Les Versaillais avaient établi leur poste à la Vache Noire. Des gens qui fuyaient, il en passait tous les jours. Celle-là avait l’air d’une brave femme. En tout cas, pas d’une espionne. Elle avait caché ses économies et ses bijoux dans son corsage. Il y avait de la place, dans son corsage, parce que Madame Bigot avait une belle poitrine. Et si quelqu’un avait osé avancer une main pour la fouiller, il aurait pris une bonne gifle. Non, mais des fois !
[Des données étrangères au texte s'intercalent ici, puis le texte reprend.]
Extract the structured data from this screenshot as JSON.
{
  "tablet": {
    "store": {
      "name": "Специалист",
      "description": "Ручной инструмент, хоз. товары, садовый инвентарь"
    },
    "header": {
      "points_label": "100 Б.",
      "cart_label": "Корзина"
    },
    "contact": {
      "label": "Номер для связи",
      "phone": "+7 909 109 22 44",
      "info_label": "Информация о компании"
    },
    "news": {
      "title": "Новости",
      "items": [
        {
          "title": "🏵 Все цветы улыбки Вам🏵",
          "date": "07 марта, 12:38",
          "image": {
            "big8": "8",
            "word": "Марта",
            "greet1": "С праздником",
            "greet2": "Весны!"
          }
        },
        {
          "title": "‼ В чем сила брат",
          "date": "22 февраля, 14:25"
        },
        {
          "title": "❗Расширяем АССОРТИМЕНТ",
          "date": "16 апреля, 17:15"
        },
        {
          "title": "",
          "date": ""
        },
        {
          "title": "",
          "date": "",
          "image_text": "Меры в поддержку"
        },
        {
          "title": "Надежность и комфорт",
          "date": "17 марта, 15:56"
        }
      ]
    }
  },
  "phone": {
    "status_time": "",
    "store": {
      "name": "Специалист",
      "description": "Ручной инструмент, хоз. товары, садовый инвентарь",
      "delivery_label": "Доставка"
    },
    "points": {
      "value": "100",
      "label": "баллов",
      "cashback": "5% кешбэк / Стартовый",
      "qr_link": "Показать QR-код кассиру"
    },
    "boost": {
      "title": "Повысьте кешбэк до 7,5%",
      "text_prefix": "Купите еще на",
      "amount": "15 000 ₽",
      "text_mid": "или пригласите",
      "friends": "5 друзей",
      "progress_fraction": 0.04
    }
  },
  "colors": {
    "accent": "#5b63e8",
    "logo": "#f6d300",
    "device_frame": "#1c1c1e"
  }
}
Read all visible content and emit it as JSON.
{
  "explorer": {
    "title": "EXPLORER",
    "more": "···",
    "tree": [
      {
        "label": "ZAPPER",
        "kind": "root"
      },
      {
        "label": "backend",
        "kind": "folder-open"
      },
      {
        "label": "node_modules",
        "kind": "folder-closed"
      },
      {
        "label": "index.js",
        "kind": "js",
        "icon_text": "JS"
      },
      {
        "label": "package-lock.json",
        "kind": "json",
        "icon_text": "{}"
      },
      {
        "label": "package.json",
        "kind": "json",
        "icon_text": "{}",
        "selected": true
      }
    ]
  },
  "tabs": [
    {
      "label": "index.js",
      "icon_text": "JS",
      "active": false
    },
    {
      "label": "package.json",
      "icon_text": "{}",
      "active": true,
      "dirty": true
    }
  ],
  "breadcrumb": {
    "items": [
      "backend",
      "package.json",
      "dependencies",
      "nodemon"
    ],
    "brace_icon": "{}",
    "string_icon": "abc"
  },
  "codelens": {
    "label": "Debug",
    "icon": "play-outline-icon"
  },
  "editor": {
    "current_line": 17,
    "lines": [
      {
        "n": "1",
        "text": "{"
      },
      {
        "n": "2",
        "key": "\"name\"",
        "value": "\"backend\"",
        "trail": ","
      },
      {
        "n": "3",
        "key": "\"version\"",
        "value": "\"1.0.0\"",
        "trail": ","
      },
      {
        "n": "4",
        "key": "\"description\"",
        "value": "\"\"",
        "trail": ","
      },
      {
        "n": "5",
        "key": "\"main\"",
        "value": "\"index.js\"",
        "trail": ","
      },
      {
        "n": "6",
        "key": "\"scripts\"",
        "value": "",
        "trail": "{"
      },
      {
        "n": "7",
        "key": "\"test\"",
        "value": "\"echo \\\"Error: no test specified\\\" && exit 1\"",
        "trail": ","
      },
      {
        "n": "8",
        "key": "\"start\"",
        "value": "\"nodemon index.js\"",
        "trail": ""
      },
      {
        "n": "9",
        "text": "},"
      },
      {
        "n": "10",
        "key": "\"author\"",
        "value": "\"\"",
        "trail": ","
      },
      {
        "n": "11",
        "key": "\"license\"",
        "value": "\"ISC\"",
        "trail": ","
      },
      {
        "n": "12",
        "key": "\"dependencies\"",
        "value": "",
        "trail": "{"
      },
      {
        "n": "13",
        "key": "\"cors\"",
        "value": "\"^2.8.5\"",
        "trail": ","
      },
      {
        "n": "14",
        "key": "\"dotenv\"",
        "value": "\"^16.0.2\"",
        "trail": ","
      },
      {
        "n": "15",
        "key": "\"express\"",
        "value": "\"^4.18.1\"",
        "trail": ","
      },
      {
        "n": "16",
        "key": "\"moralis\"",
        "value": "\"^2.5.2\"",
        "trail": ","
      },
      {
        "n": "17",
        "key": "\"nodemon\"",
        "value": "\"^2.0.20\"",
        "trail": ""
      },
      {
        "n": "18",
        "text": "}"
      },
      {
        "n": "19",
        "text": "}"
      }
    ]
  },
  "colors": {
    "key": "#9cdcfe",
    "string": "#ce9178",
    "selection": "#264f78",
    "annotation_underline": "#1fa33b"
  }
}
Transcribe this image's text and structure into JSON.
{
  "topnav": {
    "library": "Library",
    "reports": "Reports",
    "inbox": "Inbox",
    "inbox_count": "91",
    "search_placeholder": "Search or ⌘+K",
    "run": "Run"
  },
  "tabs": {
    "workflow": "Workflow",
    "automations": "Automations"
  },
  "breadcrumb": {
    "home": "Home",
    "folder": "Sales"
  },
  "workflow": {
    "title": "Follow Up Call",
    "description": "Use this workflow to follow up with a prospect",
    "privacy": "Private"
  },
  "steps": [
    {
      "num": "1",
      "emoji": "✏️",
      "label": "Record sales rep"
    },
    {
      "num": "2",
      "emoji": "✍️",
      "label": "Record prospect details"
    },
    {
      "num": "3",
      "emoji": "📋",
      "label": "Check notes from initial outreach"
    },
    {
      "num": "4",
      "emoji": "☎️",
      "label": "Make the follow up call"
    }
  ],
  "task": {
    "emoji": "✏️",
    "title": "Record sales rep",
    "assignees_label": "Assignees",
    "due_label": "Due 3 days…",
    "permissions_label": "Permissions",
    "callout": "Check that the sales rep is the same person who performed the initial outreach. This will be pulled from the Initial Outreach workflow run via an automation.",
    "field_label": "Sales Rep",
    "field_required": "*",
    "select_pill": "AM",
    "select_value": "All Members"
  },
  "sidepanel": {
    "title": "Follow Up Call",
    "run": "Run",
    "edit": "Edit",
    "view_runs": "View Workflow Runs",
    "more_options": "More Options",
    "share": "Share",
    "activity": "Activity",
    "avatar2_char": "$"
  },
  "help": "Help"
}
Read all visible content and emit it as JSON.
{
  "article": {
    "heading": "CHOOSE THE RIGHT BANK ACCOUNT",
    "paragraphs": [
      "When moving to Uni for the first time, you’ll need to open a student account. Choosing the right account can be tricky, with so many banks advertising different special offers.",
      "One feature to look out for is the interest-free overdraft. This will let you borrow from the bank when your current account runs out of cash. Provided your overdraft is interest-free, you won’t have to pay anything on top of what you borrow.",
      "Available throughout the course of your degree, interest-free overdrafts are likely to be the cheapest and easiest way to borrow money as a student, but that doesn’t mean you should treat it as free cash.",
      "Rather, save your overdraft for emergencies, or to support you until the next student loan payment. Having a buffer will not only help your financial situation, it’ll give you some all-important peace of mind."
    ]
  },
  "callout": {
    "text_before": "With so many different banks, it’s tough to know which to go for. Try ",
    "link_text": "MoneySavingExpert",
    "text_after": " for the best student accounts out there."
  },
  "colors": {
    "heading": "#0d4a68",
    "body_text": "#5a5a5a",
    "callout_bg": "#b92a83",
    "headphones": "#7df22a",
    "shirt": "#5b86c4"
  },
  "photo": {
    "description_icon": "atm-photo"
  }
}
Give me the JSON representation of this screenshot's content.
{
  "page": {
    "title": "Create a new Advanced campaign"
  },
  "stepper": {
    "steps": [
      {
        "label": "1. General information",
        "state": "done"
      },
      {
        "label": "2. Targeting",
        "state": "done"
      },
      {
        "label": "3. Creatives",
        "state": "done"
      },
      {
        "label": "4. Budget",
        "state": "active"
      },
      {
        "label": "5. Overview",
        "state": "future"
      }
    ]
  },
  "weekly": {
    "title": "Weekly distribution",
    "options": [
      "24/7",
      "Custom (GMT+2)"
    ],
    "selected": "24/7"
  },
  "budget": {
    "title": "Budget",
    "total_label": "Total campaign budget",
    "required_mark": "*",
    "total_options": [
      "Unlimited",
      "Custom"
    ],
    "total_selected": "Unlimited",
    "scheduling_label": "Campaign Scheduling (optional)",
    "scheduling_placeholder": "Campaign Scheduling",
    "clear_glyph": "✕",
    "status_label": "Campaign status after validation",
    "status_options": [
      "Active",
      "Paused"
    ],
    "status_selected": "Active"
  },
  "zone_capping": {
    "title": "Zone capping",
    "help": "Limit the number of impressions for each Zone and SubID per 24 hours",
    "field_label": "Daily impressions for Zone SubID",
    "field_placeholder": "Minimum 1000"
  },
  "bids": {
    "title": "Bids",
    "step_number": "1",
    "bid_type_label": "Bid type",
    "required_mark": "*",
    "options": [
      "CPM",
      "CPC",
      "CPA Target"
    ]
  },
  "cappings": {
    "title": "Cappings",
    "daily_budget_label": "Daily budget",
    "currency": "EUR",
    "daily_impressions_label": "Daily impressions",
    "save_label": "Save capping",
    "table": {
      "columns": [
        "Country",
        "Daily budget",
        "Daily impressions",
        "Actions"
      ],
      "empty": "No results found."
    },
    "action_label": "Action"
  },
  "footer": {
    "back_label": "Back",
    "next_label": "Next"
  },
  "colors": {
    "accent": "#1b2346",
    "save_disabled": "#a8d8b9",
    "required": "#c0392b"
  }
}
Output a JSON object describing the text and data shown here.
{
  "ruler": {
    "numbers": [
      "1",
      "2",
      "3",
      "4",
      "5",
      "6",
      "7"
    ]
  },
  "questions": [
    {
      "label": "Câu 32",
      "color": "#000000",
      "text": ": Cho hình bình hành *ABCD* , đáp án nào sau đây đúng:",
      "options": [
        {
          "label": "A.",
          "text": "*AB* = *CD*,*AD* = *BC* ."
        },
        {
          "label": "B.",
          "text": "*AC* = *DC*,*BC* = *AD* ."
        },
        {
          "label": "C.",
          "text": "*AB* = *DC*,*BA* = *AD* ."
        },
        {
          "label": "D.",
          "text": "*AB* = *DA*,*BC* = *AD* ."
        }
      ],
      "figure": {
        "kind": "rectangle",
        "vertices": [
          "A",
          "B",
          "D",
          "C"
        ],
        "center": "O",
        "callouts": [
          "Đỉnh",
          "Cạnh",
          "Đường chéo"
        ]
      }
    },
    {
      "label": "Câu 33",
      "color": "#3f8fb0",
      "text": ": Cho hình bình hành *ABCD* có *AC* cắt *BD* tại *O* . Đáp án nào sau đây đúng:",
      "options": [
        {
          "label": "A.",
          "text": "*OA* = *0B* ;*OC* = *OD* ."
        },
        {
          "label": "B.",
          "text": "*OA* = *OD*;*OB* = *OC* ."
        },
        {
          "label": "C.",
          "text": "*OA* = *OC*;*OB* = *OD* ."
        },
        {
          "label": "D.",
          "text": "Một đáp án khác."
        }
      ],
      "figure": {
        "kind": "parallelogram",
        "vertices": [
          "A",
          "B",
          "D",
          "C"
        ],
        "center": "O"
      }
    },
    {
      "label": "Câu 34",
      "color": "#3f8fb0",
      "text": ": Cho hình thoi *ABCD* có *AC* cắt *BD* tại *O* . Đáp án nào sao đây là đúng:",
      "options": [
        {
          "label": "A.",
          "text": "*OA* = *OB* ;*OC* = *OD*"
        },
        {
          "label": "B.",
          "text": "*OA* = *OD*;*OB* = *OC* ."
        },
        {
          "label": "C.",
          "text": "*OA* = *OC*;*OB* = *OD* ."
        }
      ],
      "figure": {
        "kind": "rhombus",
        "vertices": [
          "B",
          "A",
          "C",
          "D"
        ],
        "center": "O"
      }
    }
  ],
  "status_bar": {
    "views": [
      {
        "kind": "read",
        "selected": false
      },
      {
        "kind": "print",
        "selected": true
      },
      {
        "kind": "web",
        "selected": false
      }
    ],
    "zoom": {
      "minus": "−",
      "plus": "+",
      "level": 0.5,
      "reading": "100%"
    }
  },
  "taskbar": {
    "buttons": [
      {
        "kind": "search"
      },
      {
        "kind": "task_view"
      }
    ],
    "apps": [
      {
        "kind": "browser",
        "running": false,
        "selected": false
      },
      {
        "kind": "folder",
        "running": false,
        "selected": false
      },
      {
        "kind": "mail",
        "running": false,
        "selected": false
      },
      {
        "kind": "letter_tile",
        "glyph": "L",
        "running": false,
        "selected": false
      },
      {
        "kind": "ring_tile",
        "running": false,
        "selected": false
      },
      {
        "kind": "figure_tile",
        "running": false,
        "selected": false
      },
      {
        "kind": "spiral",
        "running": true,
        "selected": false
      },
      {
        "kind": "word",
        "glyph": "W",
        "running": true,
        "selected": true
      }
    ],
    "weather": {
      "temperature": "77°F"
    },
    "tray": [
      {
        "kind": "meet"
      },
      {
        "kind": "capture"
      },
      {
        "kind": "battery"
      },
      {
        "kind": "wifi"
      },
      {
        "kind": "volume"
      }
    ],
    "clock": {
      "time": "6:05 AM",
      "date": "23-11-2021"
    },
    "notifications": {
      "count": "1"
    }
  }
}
Après ça, elle avait trouvé une charrette qui l’avait menée jusqu’à Arpajon. À Arpajon, elle avait trouvé un roulier qui avait accepté de l’amener à Étampes. Après un périple de trois semaines, elle était arrivée à Orléans. Elle avait un cousin maraîcher à Orléans. Ils se sont mis ensemble. En tout bien tout honneur, n’allez pas croire… et elle a ouvert un nouveau restaurant. Si vous passez par Orléans, je vous le conseille. Rue du Cheval rouge. Le Chapon rôti, vous ne pouvez pas le manquer !

Nota : Madame Bigot a tenu un restaurant rue de Reuilly sous le second empire. Chabot, l'homme à tout faire des entrepôts Marchal, y a amené Louis plus d'une fois. C'est dans le restaurant de Madame Bigot qu' eu lieu e repas de  noce de Louis.